Department of Biochemistry and Molecular Biology, Michigan State University, East Lansing, Michigan, 48824.
Plant Cell. 2015 Aug;27(8):2133-47. doi: 10.1105/tpc.15.00051. Epub 2015 Aug 18.
Essential genes represent critical cellular components whose disruption results in lethality. Characteristics shared among essential genes have been uncovered in fungal and metazoan model systems. However, features associated with plant essential genes are largely unknown and the full set of essential genes remains to be discovered in any plant species. Here, we show that essential genes in Arabidopsis thaliana have distinct features useful for constructing within- and cross-species prediction models. Essential genes in A. thaliana are often single copy or derived from older duplications, highly and broadly expressed, slow evolving, and highly connected within molecular networks compared with genes with nonlethal mutant phenotypes. These gene features allowed the application of machine learning methods that predicted known lethal genes as well as an additional 1970 likely essential genes without documented phenotypes. Prediction models from A. thaliana could also be applied to predict Oryza sativa and Saccharomyces cerevisiae essential genes. Importantly, successful predictions drew upon many features, while any single feature was not sufficient. Our findings show that essential genes can be distinguished from genes with nonlethal phenotypes using features that are similar across kingdoms and indicate the possibility for translational application of our approach to species without extensive functional genomic and phenomic resources.

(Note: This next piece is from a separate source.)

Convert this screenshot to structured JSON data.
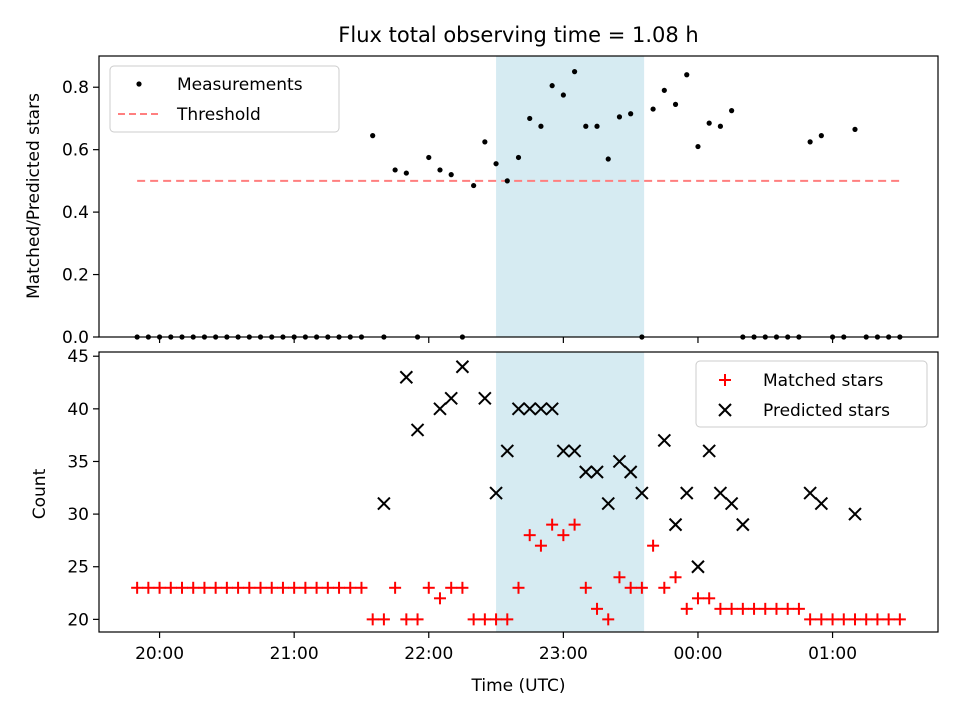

必需基因代表关键的细胞成分,其破坏会导致致死性。在真菌和后生动物模型系统中已经发现了必需基因共有的特征。然而,与植物必需基因相关的特征在很大程度上尚不清楚,并且任何植物物种中必需基因的完整集合仍有待发现。在这里,我们表明拟南芥中的必需基因具有独特的特征,可用于构建种内和跨物种预测模型。与具有非致死突变表型的基因相比,拟南芥中的必需基因通常是单拷贝的或源自较古老的重复事件,表达水平高且广泛,进化缓慢,并且在分子网络中高度连接。这些基因特征使得机器学习方法得以应用,这些方法预测了已知的致死基因以及另外1970个可能的必需基因,这些基因没有记录的表型。来自拟南芥的预测模型也可用于预测水稻和酿酒酵母的必需基因。重要的是,成功的预测利用了许多特征,而任何单个特征都不够。我们的研究结果表明,可以使用跨王国相似的特征将必需基因与具有非致死表型的基因区分开来,并表明我们的方法有可能应用于没有广泛功能基因组和表型资源的物种。